FDA warns that Prezcobix should not be used by HIV-positive pregnant women
Prezcobix is the brand name of a pill containing the anti-HIV drug darunavir and the boosting agent cobicistat. The purpose of cobicistat is to raise and maintain levels of darunavir so that once-daily dosing can be effective. However, during pregnancy, a woman’s weight increases and the standard dose (or combination) of some anti-HIV drugs may not be sufficient.
In June 2018, the U.S. Food and Drug Administration (FDA) changed the prescribing information on Prezcobix. It stated that Prezcobix should not be used by pregnant women because of “substantially lower exposures of darunavir and cobicistat during pregnancy.”
The FDA also stated that “an alternative regimen is recommended for women who become pregnant during therapy with Prezcobix.” It did not list a specific alternative regimen.

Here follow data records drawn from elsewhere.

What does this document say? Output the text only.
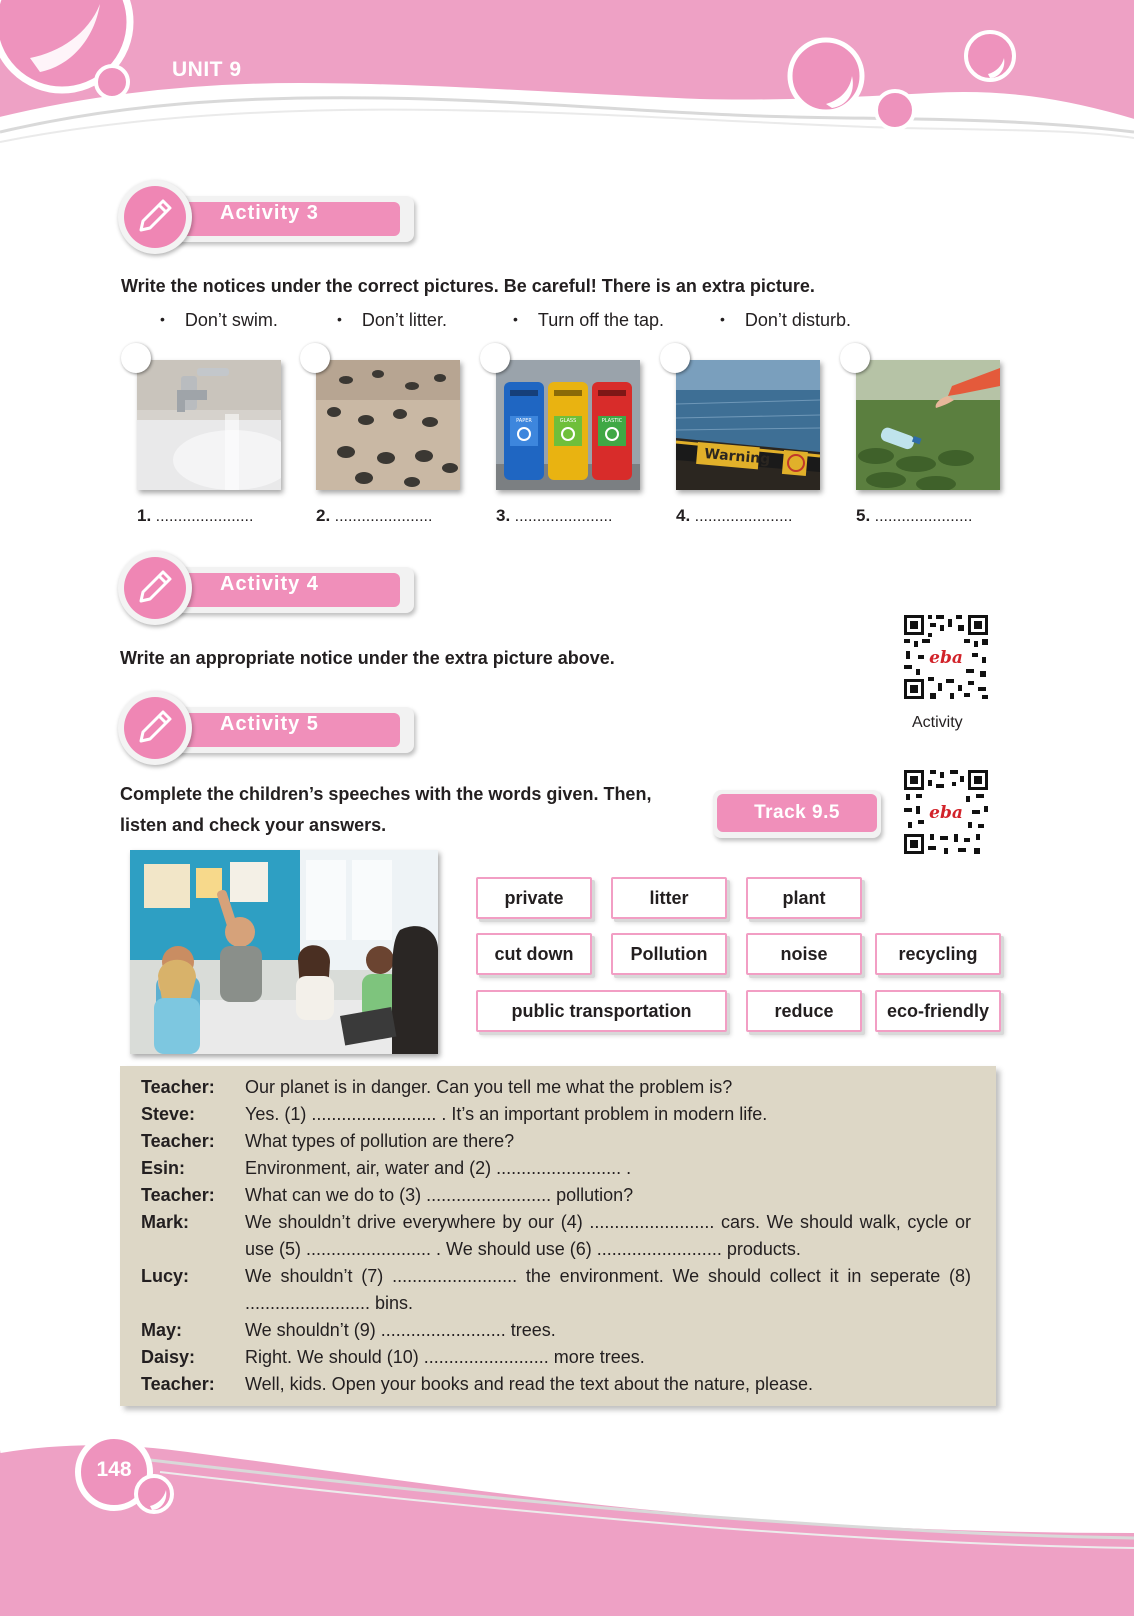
UNIT 9
Activity 3
Write the notices under the correct pictures. Be careful! There is an extra picture.
• Don’t swim.	• Don’t litter.	• Turn off the tap.	• Don’t disturb.
PAPER	GLASS	PLASTIC
Warning
1. ......................	2. ......................	3. ......................	4. ......................	5. ......................
Activity 4
Write an appropriate notice under the extra picture above.	eba
Activity
Activity 5
Complete the children’s speeches with the words given. Then,
listen and check your answers.
Track 9.5	eba
private	litter	plant
cut down	Pollution	noise	recycling
public transportation	reduce	eco-friendly
Teacher:	Our planet is in danger. Can you tell me what the problem is?
Steve:	Yes. (1) ......................... . It’s an important problem in modern life.
Teacher:	What types of pollution are there?
Esin:	Environment, air, water and (2) ......................... .
Teacher:	What can we do to (3) ......................... pollution?
Mark:	We shouldn’t drive everywhere by our (4) ......................... cars. We should walk, cycle or use (5) ......................... . We should use (6) ......................... products.
Lucy:	We shouldn’t (7) ......................... the environment. We should collect it in seperate (8) ......................... bins.
May:	We shouldn’t (9) ......................... trees.
Daisy:	Right. We should (10) ......................... more trees.
Teacher:	Well, kids. Open your books and read the text about the nature, please.
148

The recommendation by the FDA is based on data from a study of seven pregnant HIV-positive women who were evaluated during their second and third trimesters as well as 12 weeks after giving birth. Six women completed the study. The FDA reported that the concentrations of darunavir and cobicistat were very low during the second and third trimesters of pregnancy. Furthermore, one woman had virological failure (viral load greater than 1,000 copies/mL) during the third trimester of her pregnancy. The FDA did not release data on the HIV infection status of the infants born to these women.
—Sean R. Hosein
Struble K, Thompson E, Stanfield M. Prezcobix label. FDA HIV email updates. 5 June 2018.